The Securities and Exchange Commission organized an Advisory Committee on Small and Emerging Companies to provide the SEC with advice on its rules, regulations and policies as they relate to emerging privately held small businesses and publicly traded companies with less than $200 million in public market capitalization. The Advisory Committee issued its recommendations to the SEC Chair, Mary Jo White back on September 23, 2015:
- Persons receiving transaction-based compensation solely for providing names of or introductions to prospective investors are not subject to registration as a broker.
- Intermediaries that are actively involved in discussions, negotiations and structuring, and solicitation of prospective investors for private financings, are exempt from broker registration at the federal level, conditioned upon registration as a broker under State law.
- The SEC undertake a joint effort with the North American Securities Administrators Association and the Financial Industry Regulatory Authority to ensure coordinated State regulation related to small businesses.

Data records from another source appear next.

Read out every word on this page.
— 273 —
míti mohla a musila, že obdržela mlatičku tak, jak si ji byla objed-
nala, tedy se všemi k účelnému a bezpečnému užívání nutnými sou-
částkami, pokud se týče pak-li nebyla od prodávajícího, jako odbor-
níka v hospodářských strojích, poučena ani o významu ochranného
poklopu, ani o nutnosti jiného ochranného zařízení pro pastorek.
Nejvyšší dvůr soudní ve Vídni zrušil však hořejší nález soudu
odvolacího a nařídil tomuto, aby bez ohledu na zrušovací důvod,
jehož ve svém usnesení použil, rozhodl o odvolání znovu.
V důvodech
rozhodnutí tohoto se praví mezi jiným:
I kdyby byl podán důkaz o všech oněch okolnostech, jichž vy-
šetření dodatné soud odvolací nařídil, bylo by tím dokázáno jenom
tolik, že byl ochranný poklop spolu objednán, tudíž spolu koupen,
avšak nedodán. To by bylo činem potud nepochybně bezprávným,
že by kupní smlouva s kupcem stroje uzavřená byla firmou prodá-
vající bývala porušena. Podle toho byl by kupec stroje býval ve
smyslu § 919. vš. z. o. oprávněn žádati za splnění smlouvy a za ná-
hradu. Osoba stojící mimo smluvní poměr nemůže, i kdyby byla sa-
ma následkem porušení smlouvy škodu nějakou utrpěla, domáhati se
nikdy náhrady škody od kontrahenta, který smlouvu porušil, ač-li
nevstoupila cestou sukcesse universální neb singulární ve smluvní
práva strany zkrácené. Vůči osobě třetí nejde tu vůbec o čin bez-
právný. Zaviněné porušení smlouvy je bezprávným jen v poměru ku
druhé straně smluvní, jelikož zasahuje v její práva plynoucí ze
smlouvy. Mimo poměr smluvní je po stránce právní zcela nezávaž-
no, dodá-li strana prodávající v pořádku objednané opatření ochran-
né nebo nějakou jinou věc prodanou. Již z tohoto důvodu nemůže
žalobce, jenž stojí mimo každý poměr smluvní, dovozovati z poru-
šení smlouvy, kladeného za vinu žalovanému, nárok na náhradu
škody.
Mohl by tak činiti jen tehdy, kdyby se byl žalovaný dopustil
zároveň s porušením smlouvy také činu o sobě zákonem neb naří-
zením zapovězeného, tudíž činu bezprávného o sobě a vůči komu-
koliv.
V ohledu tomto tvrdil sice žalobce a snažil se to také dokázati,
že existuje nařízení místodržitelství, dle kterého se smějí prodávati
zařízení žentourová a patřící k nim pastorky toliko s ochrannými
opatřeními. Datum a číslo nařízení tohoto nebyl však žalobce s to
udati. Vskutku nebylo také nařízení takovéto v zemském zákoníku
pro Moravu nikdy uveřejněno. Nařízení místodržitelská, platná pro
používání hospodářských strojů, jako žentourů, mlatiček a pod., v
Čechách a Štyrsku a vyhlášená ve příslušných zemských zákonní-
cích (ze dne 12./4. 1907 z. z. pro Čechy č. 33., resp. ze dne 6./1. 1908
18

- The SEC should immediately take incremental steps to begin to address issues regarding regulation of intermediaries in small business capital formation transactions, rather than wait until development of a comprehensive solution.The Advisory Committee’s letter to Chair White, including the recommendations, can be found here.
Although the SEC has yet to officially adopt these recommendations, Chair White indicated at the February 26, 2016 meeting of the Advisory Committee that various divisions within the SEC were continuing to review the issues raised by these recommendations. A link to Chair White’s remarks from the February 26 Advisory Committee meeting can be found here.
Hopefully, the SEC will adopt the Advisory Committee’s recommendations, which will facilitate the ability of small and emerging companies to raise necessary capital.